Sarah Perry argues that children have been nationalized, have become property of the state and ceased to be the property of their parents, so have become a cost to their parents and a profit to the state, so parents decline to produce so many.
Makes sense, certainly part of the story, but not what I seem to observe, not the main story.
What I seem to see happening is that the major cost deterring people from children is not economic, but rather loss of female sexual autonomy. If a woman has children during her fertile years, then she is not longer able to respond promptly to a midnight booty call from Jeremy Meeks.
Your feelings differ from mine? Let us look at Augustan Rome.
The Augustan reforms made children the property of their parents, but the wife even less the property of her husband than in the modern west. Fertility continued to collapse, to levels that may well have been substantially lower than modern western levels.
On the other hand, the Pauline reforms, which were that a man and his wife were one person, and that person the husband, that the wife was part of the husband, did help substantially with fertility.

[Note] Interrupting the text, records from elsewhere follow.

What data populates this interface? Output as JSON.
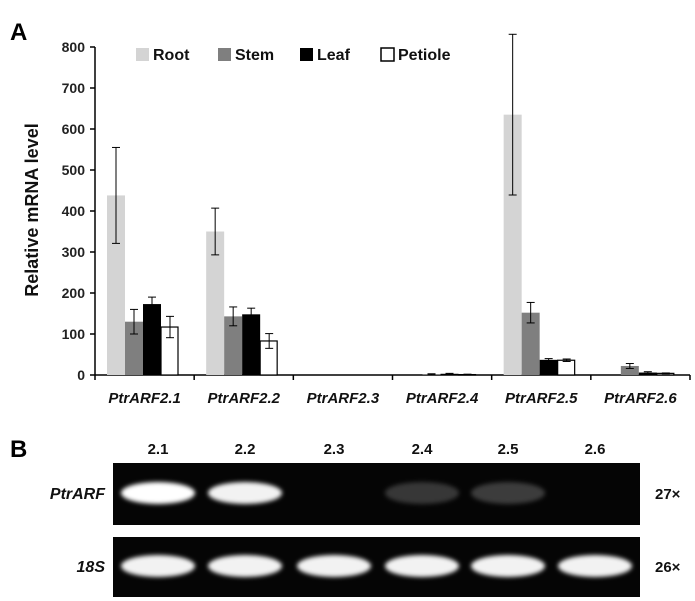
{
  "panel_a_label": "A",
  "panel_b_label": "B",
  "chart_data": {
    "type": "bar",
    "ylabel": "Relative mRNA level",
    "xlabel": "",
    "ylim": [
      0,
      800
    ],
    "yticks": [
      0,
      100,
      200,
      300,
      400,
      500,
      600,
      700,
      800
    ],
    "categories": [
      "PtrARF2.1",
      "PtrARF2.2",
      "PtrARF2.3",
      "PtrARF2.4",
      "PtrARF2.5",
      "PtrARF2.6"
    ],
    "legend_position": "top-center",
    "grid": false,
    "series": [
      {
        "name": "Root",
        "color": "#d4d4d4",
        "outline": false,
        "values": [
          438,
          350,
          0,
          0,
          635,
          0
        ],
        "errors": [
          117,
          57,
          0,
          0,
          196,
          0
        ]
      },
      {
        "name": "Stem",
        "color": "#7f7f7f",
        "outline": false,
        "values": [
          130,
          143,
          0,
          2,
          152,
          22
        ],
        "errors": [
          30,
          23,
          0,
          1,
          25,
          6
        ]
      },
      {
        "name": "Leaf",
        "color": "#000000",
        "outline": false,
        "values": [
          173,
          148,
          0,
          3,
          37,
          6
        ],
        "errors": [
          17,
          15,
          0,
          1,
          3,
          2
        ]
      },
      {
        "name": "Petiole",
        "color": "#ffffff",
        "outline": true,
        "values": [
          117,
          83,
          0,
          1,
          36,
          4
        ],
        "errors": [
          26,
          18,
          0,
          1,
          3,
          1
        ]
      }
    ]
  },
  "gel": {
    "lanes": [
      "2.1",
      "2.2",
      "2.3",
      "2.4",
      "2.5",
      "2.6"
    ],
    "rows": [
      {
        "label": "PtrARF",
        "cycles": "27×",
        "intensities": [
          1.0,
          0.95,
          0.0,
          0.2,
          0.22,
          0.0
        ]
      },
      {
        "label": "18S",
        "cycles": "26×",
        "intensities": [
          0.95,
          0.95,
          0.95,
          0.95,
          0.95,
          0.95
        ]
      }
    ]
  }
}
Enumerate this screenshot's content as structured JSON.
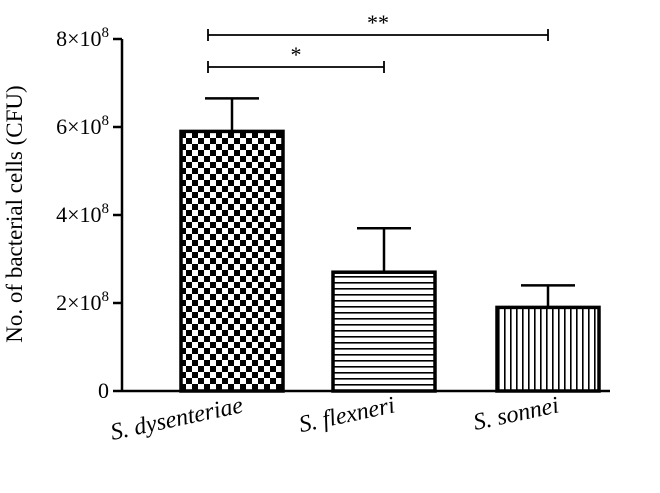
{
  "chart_data": {
    "type": "bar",
    "title": "",
    "xlabel": "",
    "ylabel": "No. of bacterial cells (CFU)",
    "categories": [
      "S. dysenteriae",
      "S. flexneri",
      "S. sonnei"
    ],
    "values": [
      590000000,
      270000000,
      190000000
    ],
    "errors": [
      75000000,
      100000000,
      50000000
    ],
    "ylim": [
      0,
      800000000
    ],
    "yticks": [
      0,
      200000000,
      400000000,
      600000000,
      800000000
    ],
    "ytick_labels": [
      {
        "base": "0",
        "exp": ""
      },
      {
        "base": "2×10",
        "exp": "8"
      },
      {
        "base": "4×10",
        "exp": "8"
      },
      {
        "base": "6×10",
        "exp": "8"
      },
      {
        "base": "8×10",
        "exp": "8"
      }
    ],
    "patterns": [
      "checkerboard",
      "horizontal-stripes",
      "vertical-stripes"
    ],
    "significance": [
      {
        "from": 0,
        "to": 1,
        "label": "*"
      },
      {
        "from": 0,
        "to": 2,
        "label": "**"
      }
    ],
    "grid": false,
    "legend": "none"
  }
}
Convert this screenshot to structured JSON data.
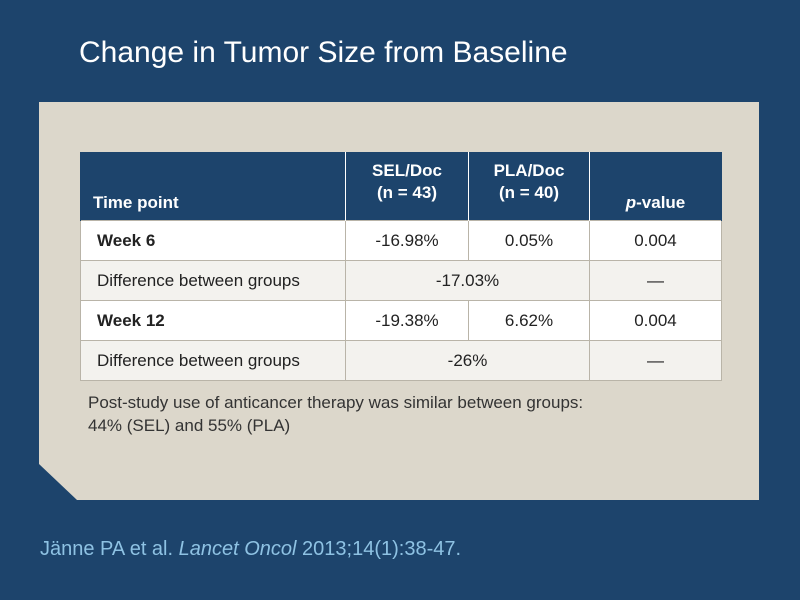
{
  "slide": {
    "title": "Change in Tumor Size from Baseline"
  },
  "table": {
    "headers": {
      "time_point": "Time point",
      "sel_doc_line1": "SEL/Doc",
      "sel_doc_line2": "(n = 43)",
      "pla_doc_line1": "PLA/Doc",
      "pla_doc_line2": "(n = 40)",
      "p_value_italic": "p",
      "p_value_rest": "-value"
    },
    "rows": [
      {
        "label": "Week 6",
        "sel_doc": "-16.98%",
        "pla_doc": "0.05%",
        "p_value": "0.004"
      },
      {
        "label": "Difference between groups",
        "difference": "-17.03%",
        "p_value": "—"
      },
      {
        "label": "Week 12",
        "sel_doc": "-19.38%",
        "pla_doc": "6.62%",
        "p_value": "0.004"
      },
      {
        "label": "Difference between groups",
        "difference": "-26%",
        "p_value": "—"
      }
    ]
  },
  "note": {
    "line1": "Post-study use of anticancer therapy was similar between groups:",
    "line2": "44% (SEL) and 55% (PLA)"
  },
  "citation": {
    "authors": "Jänne PA et al. ",
    "journal": "Lancet Oncol",
    "details": " 2013;14(1):38-47."
  },
  "colors": {
    "slide_background": "#1d446c",
    "panel_background": "#dcd7cb",
    "header_background": "#1d446c",
    "citation_text": "#8ec2e3"
  }
}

Further, I don’t think the nationalization of children is really separable from feminism. Women really cannot look after themselves. They will either attach to their fathers, their husbands, or Uncle Sam the big Pimp. Thus feminism, in practice, means that children become the children of Uncle Sam the big Pimp. If you denationalized children, women would spontaneously submit to patriarchy. Conversely, if you enforce patriarchy, the patriarchs will claim their children. To maximize fertility, need that form of patriarchy in which women attach to their husbands, rather than their fathers, and females are rationed out at only one wife per male, so that as many males as possible have incentive to attach to society, to work, and to invest in posterity.